Folha - Essa valorização da vontade de agir separa tematicamente "Terra Estrangeira" de "Central do Brasil"?
Salles -
Com certeza. Em "Terra Estrangeira", a tônica era a desorientação e a apatia. Foi um período caótico na vida brasileira. As pessoas viram-se privadas de decidir sobre coisas mínimas, como no caso do confisco da poupança dos aposentados. Você era objeto da ação dos outros e sequer dominava o presente imediato, quanto mais projetos futuros.
Em "Central do Brasil", oito anos depois da época de "Terra Estrangeira", há o desejo de mostrar que a segunda chance é possível e que a ação é necessária. Uma vez tomada a iniciativa da ação, começa a liberdade. Dora liberta-se do domínio dos poderosos e pega a estrada, rumo a uma vida nova.
Folha - Sempre que fala sobre seus filmes você insiste na idéia do trabalho em equipe, na importância do Cinema Novo em sua formação e na idéia de que seu cinema só pode ser entendido à luz da história e da atualidade do cinema brasileiro. Isso é fundamental para a compreensão do que você faz?
Salles -
Penso que sim. Penso que nenhum filme existe por si só. Todo filme é herdeiro de uma cinematografia e, no caso do Brasil, esta cinematografia tem importância artística até hoje.
É uma honra pertencer à cinematografia que deu vida à "Limite", de Mário Peixoto, revolucionário em sua estrutura poética não-narrativa e em sua temática existencialista avant la lettre.
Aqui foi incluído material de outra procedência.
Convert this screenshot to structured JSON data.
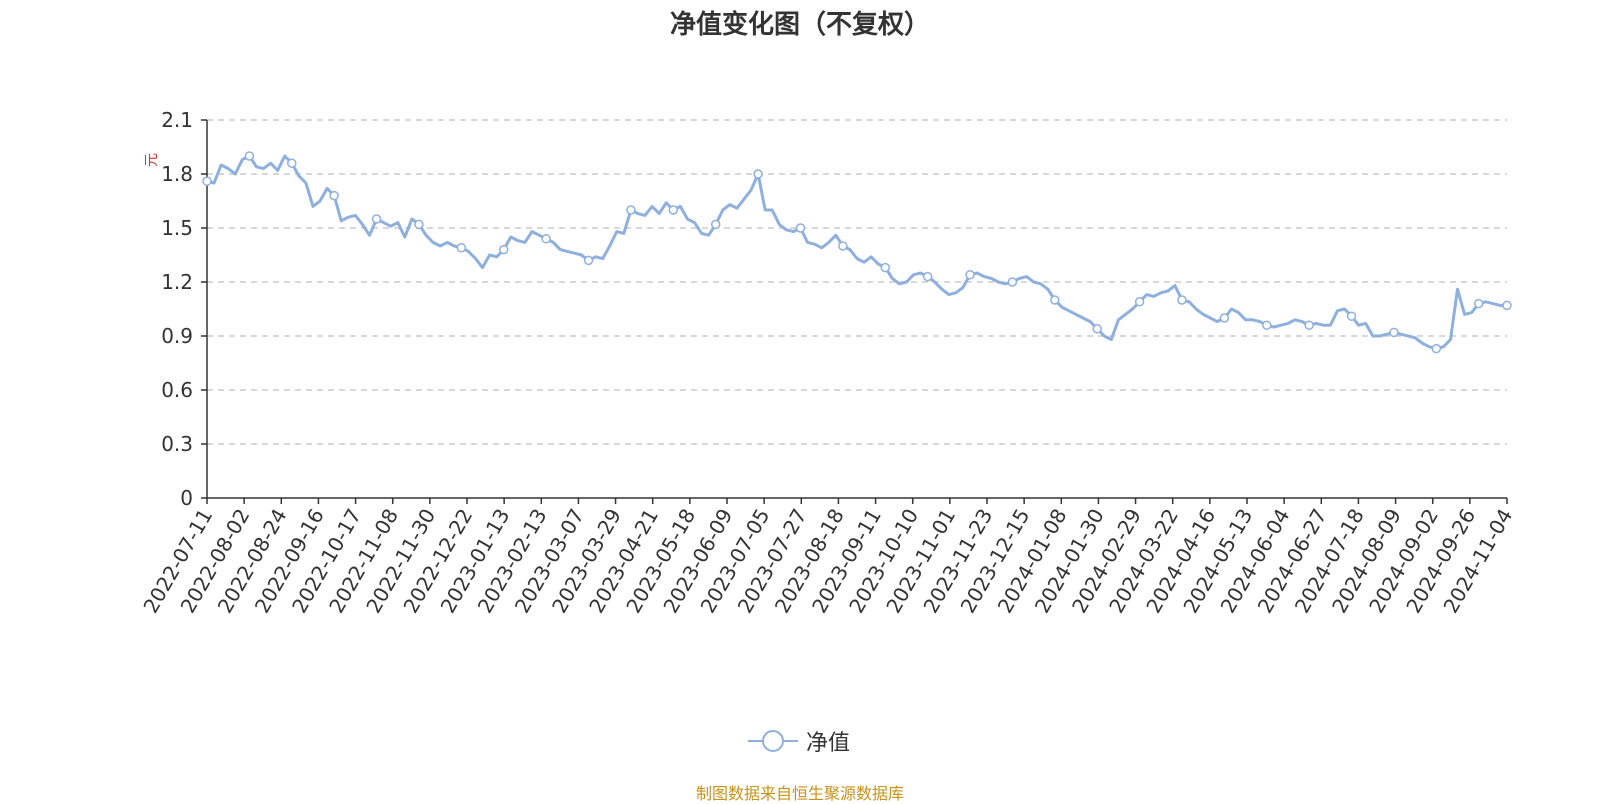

É uma honra ter como legado o Cinema Novo e ser parceiro de tantos outros filmes recentemente exibidos ou que estarão em breve nas telas.
Vejo-me fazendo parte deste novo cinema que tem a energia dos garotos do "Baile Perfumado" ou dos integrantes da produtora Conspiração, que fizeram "Traição", ainda não exibido e baseado em Nelson Rodrigues.